About pandas-profiling/pandas-profiling

fg-data-profiling (formerly ydata-profiling) is a Python library that generates automated exploratory data analysis reports from pandas and Spark DataFrames in a single line of code. The package extends the functionality of pandas' df.describe() method to provide comprehensive statistical analysis and visualizations, outputting results in multiple formats including HTML, JSON, and interactive Jupyter notebook widgets.

The tool performs univariate analysis with descriptive statistics and distribution histograms, multivariate analysis including correlations and missing data patterns, automatic data type detection, and specialized analysis for time-series data, text content, files, and images. It also generates automated data quality alerts highlighting potential issues such as missing values, skewness, high correlation, and duplicate rows. The package includes features for comparing multiple datasets and can handle large-scale data processing through Spark integration.

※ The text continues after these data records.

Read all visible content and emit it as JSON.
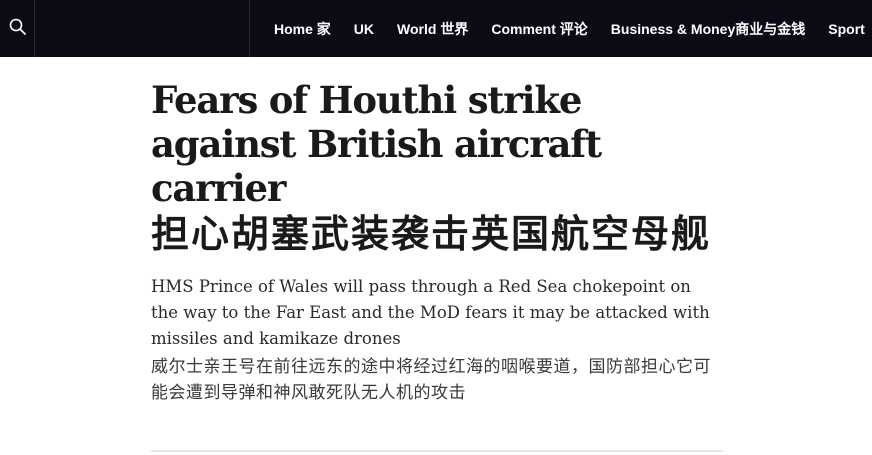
{
  "nav": {
    "masthead": "",
    "items": [
      {
        "label": "Home 家"
      },
      {
        "label": "UK"
      },
      {
        "label": "World 世界"
      },
      {
        "label": "Comment 评论"
      },
      {
        "label": "Business & Money商业与金钱"
      },
      {
        "label": "Sport"
      }
    ],
    "icons": {
      "search": "search-icon"
    }
  },
  "article": {
    "headline_en": "Fears of Houthi strike against British aircraft carrier",
    "headline_zh": "担心胡塞武装袭击英国航空母舰",
    "standfirst_en": "HMS Prince of Wales will pass through a Red Sea chokepoint on the way to the Far East and the MoD fears it may be attacked with missiles and kamikaze drones",
    "standfirst_zh": "威尔士亲王号在前往远东的途中将经过红海的咽喉要道，国防部担心它可能会遭到导弹和神风敢死队无人机的攻击"
  },
  "colors": {
    "topbar_bg": "#0b0b16",
    "nav_text": "#ffffff",
    "headline_text": "#1a1a1a"
  }
}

fg-data-profiling integrates with popular data science tools and platforms including Great Expectations for validation, cloud services like Google Cloud and Kaggle, workflow orchestration tools like Airflow and Kedro, and interactive dashboard frameworks such as Streamlit and Dash. The project targets data analysts, scientists, and engineers working with pandas DataFrames who need quick insight into dataset characteristics and quality without manual analysis code.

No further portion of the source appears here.